Um dos pontos mais importantes abordados pela lei é relacionado à situação do franqueado quando se encerra o contrato de franquia. No artigo 2º da lei, inciso X, diz que a Circular de Oferta de Franquia (COF) deve trazer, de forma clara e objetiva, informações que mostrem essa relação, conforme disposto:

XV – situação do franqueado, após a expiração do contrato de franquia, em relação a:

  1. a) know-how da tecnologia de produto, de processo ou de gestão, informações confidenciais e segredos de indústria, comércio, finanças e negócios a que venha a ter acesso em função da franquia; 
  2. b) implantação de atividade concorrente à da franquia;

A nova lei, vigente desde março de 2020, ampliou a abrangência da lei anterior, a 8.955/95, porque incluiu em sua redação a possibilidade de o franqueador ter preservado o know-how transferido ao franqueado, limitando sua atividade após o término do contrato ao não permitir que ele utilize os conhecimentos adquiridos na franquia para ter um negócio independente, por exemplo.
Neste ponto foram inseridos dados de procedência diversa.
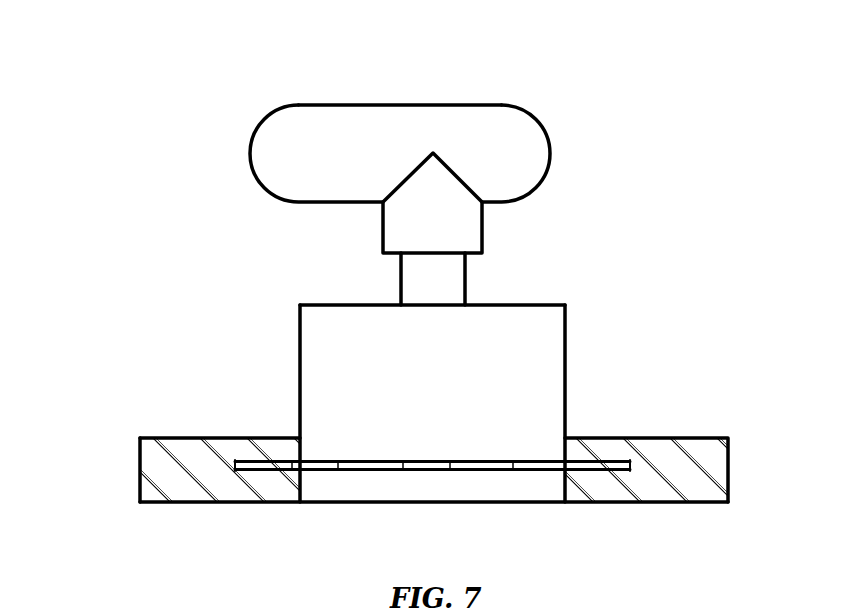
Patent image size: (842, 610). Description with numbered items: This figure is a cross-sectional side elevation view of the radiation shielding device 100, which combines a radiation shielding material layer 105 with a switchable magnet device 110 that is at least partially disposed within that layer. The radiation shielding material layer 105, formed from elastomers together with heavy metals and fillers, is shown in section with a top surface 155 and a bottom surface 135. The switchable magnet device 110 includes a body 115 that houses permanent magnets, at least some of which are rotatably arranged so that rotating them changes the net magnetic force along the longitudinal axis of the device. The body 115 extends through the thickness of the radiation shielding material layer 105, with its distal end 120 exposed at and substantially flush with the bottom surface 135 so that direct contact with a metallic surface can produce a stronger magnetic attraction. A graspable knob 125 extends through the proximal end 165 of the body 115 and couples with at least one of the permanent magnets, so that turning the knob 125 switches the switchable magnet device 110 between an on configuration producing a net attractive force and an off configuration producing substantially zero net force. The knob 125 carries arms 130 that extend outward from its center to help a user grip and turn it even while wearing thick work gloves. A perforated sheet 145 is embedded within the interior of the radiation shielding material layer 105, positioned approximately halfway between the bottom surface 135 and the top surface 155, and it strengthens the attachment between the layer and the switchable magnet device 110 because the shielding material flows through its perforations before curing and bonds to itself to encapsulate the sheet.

The radiation shielding device 100 is at (128, 102).
The radiation shielding material layer 105 is at (140, 470).
The switchable magnet device 110 is at (565, 213).
The body 115 is at (565, 332).
The distal end 120 is at (503, 503).
The knob 125 is at (433, 105).
The arms 130 is at (253, 135).
The bottom surface 135 is at (693, 503).
The perforated sheet 145 is at (393, 471).
The top surface 155 is at (263, 436).
The proximal end 165 is at (505, 305).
“Numa primeira situação, não é justo que o ex-franqueado continue utilizando o nome da franqueadora sem pagar os deveres estabelecidos, se valendo dos atributos da marca e não informando ao consumidor que os produtos e serviços não têm a mesma procedência, características  e qualidade. E há um segundo caso, igualmente grave e passível das mesmas punições, que é quando o ex-franqueado se vale do conhecimento adquirido em gestão para montar um negócio concorrente, como no caso de um ex-franqueado de uma rede de escola de idiomas que abre uma escola de inglês no mesmo ponto”, explica a advogada.
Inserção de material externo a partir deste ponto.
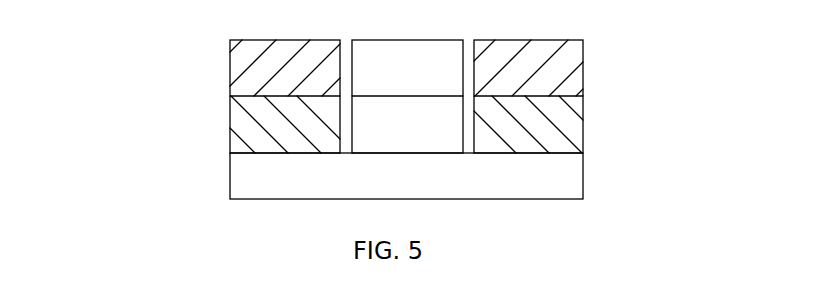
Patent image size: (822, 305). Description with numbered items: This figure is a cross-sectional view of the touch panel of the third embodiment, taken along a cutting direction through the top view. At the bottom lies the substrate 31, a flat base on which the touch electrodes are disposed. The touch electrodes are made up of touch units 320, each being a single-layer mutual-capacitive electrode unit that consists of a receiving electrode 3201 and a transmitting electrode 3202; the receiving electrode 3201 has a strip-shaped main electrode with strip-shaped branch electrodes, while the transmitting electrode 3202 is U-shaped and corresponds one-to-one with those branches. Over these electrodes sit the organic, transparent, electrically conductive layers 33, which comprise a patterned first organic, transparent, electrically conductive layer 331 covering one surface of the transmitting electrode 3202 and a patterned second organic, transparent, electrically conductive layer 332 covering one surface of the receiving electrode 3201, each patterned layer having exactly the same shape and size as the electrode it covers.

Quase todos os contratos preveem essa situação e, além de multa, impõem uma quarentena – via de regra cinco anos – para que o antigo parceiro possa voltar a atuar no mesmo segmento, inclusive sob a bandeira de uma outra franqueadora.

Direito do franqueado

A legislação, porém, resguarda o direito ao trabalho. No caso de um dentista, por exemplo, que deixa uma rede de franquias de consultórios odontológicos, ele pode trabalhar como dentista em outra clínica, mas não pode abrir uma clínica se valendo dos conhecimentos adquiridos em gestão na rede original.

“Quando um empreendedor entra para uma franquia, ele não recebe apenas produtos e serviços para serem comercializados. Ele recebe, principalmente, conhecimento sobre como fazer negócio, como fazer a gestão daquele empreendimento evitando erros comuns de quem está começando. O grande valor que o sistema de franchising oferece ao franqueado é ter um negócio que já foi testado e tem as boas práticas manualizadas. Uma coisa é ser professor, outra é ser dono ou gestor de uma escola, por exemplo. Por isso é considerado uma deslealdade alguém utilizar o conhecimento adquirido em uma rede para fazer concorrência a ela”.

A cláusula de não concorrência é considerada pela especialista também uma proteção ao sistema. Toda vez que alguém não cumpre a regra o prejuízo é rateado pela rede. Tem alguém usando de graça um direito que outros pagam por ele.

Outros países em que o sistema de franchising é igualmente consolidado, como no Brasil, a exemplo dos Estados Unidos, também têm cláusulas parecidas. A ideia é que um ambiente de negócios em que o desrespeito ao contrato é tolerado acaba se tornando inseguro e insalubre para empresas, empreendedores, investidores e consumidores. E isso pode e deve ser evitado.

“Primeiro tem a concorrência direta: tem alguém vendendo o mesmo produto ou serviço que você. E depois tem alguém usando direitos e serviços pelos quais você paga, ou seja, você está pagando no lugar dele. A nossa regra é ‘importada’ dos Estados Unidos. Lá, que tem um capitalismo mais desenvolvido, as questões de concorrência são avaliadas há muito mais tempo. O resultado é que o desrespeito à regra é bem menor e as punições maiores”, completa a advogada do Novoa Prado Advogados.